Take for example a case where we have to find the probability that one of the boxes contains exactly $3$ balls in a case where $12$ identical balls are to be placed in $3$ identical boxes. My teacher told me that you can take balls and boxes distinct whenever you need to find probability.
Can anyone explain why with an example solved from two cases; $1$) taking distinct balls and boxes and, $2)$ taking identical balls and boxes?
What the teacher means is this:
The question asks for the probability that "$1$ of the boxes contains exactly $3$ balls". This question clearly does not distinguish the boxes or the balls.
OK, so what if you do distinguish the boxes and the balls? Well, then you could compute the probability that, say, balls $2,5$, and $7$ end up in box $2$. OK, but obviously this is only one way to get $3$ balls in one of the boxes, so you have to compute it for all combinations of balls and boxes.
Now, that seems more work, but in fact could make things easier: by symmetry, for whatever combination of balls and boxes you have, the probability is the same as for any other combination.
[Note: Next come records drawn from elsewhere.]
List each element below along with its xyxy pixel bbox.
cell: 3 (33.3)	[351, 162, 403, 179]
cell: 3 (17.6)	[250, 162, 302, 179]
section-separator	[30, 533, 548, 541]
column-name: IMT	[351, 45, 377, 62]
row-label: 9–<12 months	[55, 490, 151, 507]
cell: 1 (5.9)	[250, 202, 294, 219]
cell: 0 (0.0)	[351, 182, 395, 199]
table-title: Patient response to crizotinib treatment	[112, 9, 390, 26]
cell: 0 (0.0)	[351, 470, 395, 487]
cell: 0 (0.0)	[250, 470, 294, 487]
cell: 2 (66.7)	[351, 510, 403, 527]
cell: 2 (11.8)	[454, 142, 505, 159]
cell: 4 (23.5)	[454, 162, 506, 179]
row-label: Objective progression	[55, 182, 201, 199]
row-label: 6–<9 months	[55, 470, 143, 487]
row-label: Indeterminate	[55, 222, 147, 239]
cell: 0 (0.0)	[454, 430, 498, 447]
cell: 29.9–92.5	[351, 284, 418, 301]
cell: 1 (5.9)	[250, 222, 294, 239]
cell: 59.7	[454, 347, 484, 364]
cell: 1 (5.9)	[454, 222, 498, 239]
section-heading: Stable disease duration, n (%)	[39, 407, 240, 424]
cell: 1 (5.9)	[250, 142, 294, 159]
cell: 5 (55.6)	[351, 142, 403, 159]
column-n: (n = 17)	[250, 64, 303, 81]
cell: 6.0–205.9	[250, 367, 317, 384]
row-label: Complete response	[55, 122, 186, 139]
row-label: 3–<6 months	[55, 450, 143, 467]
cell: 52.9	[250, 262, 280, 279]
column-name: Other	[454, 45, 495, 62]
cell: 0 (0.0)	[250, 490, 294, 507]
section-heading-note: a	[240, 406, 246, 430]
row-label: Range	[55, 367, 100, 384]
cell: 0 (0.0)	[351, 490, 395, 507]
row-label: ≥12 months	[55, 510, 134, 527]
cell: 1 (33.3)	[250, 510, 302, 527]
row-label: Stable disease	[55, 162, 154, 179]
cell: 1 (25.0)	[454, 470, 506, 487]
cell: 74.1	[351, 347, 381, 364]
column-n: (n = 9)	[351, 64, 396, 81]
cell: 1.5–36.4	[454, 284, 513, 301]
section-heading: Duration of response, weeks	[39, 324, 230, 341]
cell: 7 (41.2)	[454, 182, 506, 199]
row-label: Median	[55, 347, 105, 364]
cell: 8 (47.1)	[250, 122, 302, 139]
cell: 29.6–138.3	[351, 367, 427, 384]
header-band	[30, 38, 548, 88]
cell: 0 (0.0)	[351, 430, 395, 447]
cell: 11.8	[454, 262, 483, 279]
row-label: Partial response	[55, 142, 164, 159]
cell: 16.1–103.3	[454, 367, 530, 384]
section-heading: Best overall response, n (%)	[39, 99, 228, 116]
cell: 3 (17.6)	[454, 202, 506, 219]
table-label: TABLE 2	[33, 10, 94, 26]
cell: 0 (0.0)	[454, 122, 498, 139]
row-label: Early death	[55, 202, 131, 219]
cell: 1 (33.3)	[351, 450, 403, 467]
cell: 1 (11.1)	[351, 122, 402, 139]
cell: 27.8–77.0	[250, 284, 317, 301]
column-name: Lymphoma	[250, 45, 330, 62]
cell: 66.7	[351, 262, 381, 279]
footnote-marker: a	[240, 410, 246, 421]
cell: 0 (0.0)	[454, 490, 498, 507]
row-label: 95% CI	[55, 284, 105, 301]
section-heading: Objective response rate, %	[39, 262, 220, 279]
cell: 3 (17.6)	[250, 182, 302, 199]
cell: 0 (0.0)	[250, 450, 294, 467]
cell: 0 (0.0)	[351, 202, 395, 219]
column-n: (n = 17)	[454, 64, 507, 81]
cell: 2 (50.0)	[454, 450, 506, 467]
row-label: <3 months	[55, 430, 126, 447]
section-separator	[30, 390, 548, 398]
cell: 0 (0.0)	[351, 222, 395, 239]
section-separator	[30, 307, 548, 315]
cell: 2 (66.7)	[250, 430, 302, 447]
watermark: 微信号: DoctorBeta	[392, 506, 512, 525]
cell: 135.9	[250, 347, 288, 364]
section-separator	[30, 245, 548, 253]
Hence, you only have to multiple it by the number of combinations. And once, you do that, you get the probability for getting any $3$ indistinguishable balls in one of the indistingsuihed boxes. Thus, in effect, thinking about this problem in terms of distinguished balls and boxes breaks down the problem for indistinguishable balls and boxes, and can thus make it more easy to solve.
Added Note:
It is clear that the probability of getting balls $2,5$, and $7$ ending up in box $2$ is smaller than the probability of exactly any $3$ balls ending up in one of the boxes. So it is not that the teacher meant that these probabilities are the same, if that is maybe what you thought the teacher meant. No, again, the teacher meant that computing the indistinguishable case is sometimes easier when done via the distinguishable case.